This method propounded for Index number by Truman L. Kelley is popularly known as Kelley’s method of index number. Mr. Kelley, in his method, takes the quantity of any year, or average of quantities of any number of years as the weights of the items. For this, the method is also otherwise known as the method of fixed weight aggregative index. As such, the formula introduced by Kelley is as under:
P01(k) = ∑P1q /P0q × 100
Here, q = quantity of any year, or average of quantities of any number of years.
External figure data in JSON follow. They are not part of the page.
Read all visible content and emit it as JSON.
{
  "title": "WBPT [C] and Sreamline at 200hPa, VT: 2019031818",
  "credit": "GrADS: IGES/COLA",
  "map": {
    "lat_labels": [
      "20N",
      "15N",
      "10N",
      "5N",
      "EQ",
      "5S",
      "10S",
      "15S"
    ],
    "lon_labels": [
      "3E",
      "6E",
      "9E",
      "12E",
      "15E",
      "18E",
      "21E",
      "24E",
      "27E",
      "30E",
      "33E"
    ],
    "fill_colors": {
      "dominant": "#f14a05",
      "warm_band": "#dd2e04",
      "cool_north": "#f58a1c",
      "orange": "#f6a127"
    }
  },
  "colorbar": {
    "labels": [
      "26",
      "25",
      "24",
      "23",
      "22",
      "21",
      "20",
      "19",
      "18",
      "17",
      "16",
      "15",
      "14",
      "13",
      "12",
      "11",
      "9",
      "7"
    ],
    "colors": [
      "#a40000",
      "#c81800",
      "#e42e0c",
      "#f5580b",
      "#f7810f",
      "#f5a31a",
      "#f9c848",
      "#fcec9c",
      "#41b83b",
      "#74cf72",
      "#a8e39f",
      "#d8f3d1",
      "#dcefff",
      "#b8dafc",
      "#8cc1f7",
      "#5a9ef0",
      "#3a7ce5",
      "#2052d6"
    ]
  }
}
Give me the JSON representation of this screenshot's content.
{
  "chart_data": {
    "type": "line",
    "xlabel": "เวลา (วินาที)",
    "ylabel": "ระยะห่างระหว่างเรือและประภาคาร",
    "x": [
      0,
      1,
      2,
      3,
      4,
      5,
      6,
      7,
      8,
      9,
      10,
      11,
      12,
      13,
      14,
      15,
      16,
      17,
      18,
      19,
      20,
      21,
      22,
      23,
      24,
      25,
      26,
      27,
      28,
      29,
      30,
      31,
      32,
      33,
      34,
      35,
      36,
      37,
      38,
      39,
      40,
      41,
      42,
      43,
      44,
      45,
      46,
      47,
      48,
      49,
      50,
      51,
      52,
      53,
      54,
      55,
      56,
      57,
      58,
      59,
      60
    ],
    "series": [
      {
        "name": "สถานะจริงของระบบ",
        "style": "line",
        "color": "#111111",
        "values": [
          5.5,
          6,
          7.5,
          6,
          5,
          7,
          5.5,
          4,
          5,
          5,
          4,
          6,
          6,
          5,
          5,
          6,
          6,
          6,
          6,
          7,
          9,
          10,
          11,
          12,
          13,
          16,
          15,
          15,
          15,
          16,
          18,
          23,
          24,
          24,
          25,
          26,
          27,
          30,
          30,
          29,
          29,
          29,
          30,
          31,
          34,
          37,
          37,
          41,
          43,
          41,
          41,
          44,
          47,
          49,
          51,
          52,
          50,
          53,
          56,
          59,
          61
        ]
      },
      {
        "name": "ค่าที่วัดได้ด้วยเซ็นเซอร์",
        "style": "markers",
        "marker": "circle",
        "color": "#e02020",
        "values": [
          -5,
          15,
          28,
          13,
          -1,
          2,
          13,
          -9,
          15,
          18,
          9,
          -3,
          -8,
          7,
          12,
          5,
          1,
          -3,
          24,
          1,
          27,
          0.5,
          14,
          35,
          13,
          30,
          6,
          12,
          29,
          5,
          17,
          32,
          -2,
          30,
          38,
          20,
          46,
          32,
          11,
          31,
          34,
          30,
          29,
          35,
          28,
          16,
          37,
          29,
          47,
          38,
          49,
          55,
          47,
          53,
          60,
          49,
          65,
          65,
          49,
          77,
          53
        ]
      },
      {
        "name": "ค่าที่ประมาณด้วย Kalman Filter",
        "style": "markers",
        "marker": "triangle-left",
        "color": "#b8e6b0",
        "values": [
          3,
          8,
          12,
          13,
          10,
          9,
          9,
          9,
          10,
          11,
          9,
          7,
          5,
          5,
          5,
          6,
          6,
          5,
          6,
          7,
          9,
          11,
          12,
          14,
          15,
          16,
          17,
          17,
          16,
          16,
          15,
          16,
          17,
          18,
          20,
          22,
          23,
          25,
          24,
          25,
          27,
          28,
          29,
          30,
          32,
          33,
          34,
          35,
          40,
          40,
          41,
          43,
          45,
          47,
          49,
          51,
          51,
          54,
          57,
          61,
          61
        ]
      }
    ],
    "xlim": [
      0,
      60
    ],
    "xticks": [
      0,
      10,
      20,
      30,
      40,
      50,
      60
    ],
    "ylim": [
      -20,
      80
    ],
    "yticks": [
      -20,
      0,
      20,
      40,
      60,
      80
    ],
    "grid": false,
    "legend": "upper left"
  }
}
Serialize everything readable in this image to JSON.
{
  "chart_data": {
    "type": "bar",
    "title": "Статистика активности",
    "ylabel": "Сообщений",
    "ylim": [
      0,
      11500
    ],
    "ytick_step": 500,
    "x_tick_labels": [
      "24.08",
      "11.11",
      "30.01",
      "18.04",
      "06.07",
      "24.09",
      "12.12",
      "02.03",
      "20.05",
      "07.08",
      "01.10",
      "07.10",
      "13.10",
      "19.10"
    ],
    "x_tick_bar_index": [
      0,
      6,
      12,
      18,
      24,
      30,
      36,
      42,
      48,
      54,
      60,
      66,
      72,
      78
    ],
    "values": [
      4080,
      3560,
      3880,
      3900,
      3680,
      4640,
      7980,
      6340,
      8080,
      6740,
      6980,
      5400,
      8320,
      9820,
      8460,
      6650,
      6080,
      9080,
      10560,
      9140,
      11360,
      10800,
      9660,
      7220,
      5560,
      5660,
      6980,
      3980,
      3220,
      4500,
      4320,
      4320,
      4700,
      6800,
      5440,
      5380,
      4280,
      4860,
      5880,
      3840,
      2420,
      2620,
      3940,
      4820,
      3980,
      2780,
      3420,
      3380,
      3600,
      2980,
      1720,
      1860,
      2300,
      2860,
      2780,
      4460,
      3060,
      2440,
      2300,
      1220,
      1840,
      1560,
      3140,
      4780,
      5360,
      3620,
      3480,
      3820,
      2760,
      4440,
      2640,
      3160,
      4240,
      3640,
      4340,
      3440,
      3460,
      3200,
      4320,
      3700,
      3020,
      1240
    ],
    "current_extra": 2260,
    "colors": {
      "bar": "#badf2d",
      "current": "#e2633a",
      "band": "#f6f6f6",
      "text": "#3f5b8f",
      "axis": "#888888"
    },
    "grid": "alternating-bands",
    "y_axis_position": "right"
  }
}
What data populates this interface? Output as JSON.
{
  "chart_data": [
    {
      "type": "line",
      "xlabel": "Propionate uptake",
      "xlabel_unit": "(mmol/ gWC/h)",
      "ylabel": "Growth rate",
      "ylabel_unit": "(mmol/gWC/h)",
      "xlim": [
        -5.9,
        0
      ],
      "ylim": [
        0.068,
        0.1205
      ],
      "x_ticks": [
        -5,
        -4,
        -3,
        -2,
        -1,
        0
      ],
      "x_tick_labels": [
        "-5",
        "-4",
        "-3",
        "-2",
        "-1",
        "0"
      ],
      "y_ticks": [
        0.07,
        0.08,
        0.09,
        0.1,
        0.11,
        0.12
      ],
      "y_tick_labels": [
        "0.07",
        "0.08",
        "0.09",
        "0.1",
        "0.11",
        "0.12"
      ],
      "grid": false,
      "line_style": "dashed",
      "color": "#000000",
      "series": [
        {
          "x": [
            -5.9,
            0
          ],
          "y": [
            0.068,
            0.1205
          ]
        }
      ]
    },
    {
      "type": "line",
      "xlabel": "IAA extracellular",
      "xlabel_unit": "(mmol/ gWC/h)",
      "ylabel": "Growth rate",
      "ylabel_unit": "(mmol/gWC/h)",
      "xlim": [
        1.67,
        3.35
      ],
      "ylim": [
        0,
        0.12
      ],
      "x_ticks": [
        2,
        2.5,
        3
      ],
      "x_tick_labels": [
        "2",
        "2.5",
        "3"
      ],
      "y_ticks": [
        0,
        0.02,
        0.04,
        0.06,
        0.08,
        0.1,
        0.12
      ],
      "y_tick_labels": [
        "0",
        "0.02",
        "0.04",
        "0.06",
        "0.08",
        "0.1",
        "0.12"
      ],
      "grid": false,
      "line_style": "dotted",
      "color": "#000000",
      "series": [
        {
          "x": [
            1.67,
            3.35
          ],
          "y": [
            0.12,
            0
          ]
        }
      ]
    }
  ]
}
Further, such average may be either an arithmetic, or a geometric one.
Thus q may be (q0+ q1)/ 2
Or √(q0q1, Or, q0 Or, q1 etc
- The chief merits of this method are as follows:
- The weights remain fixed for every time an index is constructed.
- The base period may be changed without changing the weights of the items.
- It is very easy to calculate for which it is the most popular index number.
- It satisfies the time reversal test as the weights remain constant.
- It also satisfies the circular test, and unit test of consistency as the weights are fixed.
- It makes use of all the available data like p1,p0,q1 and q0.
- It can make use of both arithmetic and geometric means in its calculations.
- The chief demerits that go against this method are as follows:
- It may ignore the quantities of both the base year and the current year while taking the weights.
- In comparison to the general weighted index number model i.e. ( ∑P1w / ∑P0w ) x100, this index number model is little more difficult to work out as it may involve all the types of data and two types of average i.e. arithmetic mean, and geometric mean.